- Poster
- Directed by: K. Shankar
- Written by: Akhtar Roomani (dialogue) K. A. Narayan(screenplay)
- Story by: R. M. Veerappan
- Based on: Rickshawkaran by R. M. Veerappan
- Produced by: R. M. Veerappan
- Starring: Randhir Kapoor; Neetu Singh; Mala Sinha; Pran;
- Cinematography: Marcus Bartley
- Edited by: K. Shankar
- Music by: R. D. Burman
- Production company: Sathya Movies
- Release date: 24 August 1973;
- Country: India
- Language: Hindi

= Rickshawala =

1973 film by K. Shankar

Rickshawala is a 1973 Indian Hindi-language film starring Randhir Kapoor, Neetu Singh and Mala Sinha and directed by K. Shankar and Produced by R M Veerappan under his noted Sathya Movies banner.
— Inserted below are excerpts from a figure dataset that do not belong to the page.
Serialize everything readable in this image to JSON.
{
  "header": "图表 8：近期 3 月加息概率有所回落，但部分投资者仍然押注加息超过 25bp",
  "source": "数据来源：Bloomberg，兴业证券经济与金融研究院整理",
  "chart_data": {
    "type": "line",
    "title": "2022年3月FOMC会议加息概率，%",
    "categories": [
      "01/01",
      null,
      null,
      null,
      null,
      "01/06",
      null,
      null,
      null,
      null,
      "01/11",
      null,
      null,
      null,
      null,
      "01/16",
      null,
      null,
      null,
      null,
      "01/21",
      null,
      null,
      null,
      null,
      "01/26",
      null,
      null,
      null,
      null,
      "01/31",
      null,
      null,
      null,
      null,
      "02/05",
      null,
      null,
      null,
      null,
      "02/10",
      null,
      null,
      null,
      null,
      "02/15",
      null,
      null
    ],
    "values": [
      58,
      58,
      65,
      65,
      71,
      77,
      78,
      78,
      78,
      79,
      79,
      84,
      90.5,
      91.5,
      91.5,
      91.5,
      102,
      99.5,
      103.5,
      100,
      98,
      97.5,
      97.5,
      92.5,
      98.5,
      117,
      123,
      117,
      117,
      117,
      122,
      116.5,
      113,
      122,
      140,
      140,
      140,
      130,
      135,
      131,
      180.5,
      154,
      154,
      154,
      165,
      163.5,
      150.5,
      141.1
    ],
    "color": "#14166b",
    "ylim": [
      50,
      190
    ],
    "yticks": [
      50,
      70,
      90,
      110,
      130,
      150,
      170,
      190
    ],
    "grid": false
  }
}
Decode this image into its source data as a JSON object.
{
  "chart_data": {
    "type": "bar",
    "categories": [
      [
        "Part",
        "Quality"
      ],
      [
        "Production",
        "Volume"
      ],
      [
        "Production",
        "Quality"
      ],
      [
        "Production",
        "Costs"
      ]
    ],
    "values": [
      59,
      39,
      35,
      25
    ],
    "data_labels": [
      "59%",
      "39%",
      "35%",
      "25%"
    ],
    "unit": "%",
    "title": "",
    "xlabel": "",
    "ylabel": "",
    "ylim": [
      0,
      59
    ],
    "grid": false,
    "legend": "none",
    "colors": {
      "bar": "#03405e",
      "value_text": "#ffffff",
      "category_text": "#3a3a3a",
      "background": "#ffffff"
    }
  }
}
It was Neetu Singh's first film in lead role. It was remake of the 1971 Tamil film Rickshawkaran.

==Cast==
- Randhir Kapoor as Gopi
- Neetu Singh as Kiran
- Mala Sinha as Parvati
- Pran as Kailash
- Mohan Choti as Kabira Rickshaw driver
- Anwar Hussain as Madan
- Ranjeet as Murli
- Sujit Kumar as Manohar
- Lalita Desai (alias Ashoo) as Shanti
- Sunder as Chacha
- Poornam Viswanathan as Chief Justice

== Production ==
Rickshawala is a remake of the 1971 Tamil film Rickshawkaran, and was Neetu Singh's first film as the lead heroine. The scene of Madras cycle rickshaw race was shot in Anna Nagar area of Madras (now Chennai).

== Soundtrack ==
The song 'Rampur ka vasi hoon main' is played by the band in wedding procession scene. This song is originally picturized on Randhir Kapoor, in the film 'Rampur ka Laxman (1972), music by RD Burman'

In another scene, the soundtrack of another RD Burman song 'Dum maro Dum' is played.

| Song | Singer |
|---|---|
| "Kai Tarah Ki Hansi Hoti Hai" | Kishore Kumar |
| "Maine Kaha Zid Chhod De, Dupatta Mod De Besharam" | Kishore Kumar, Lata Mangeshkar |
| "Phoolon Ki Duniya Se, Taron Ki Duniya Mein" | Kishore Kumar, Asha Bhosle |
| "Main Ghazab Ki Cheez Hoon" | Asha Bhosle |
| "Main Haseen Hoon" | Asha Bhosle |

== Reception ==
Unlike the Tamil original, the remake was a flop.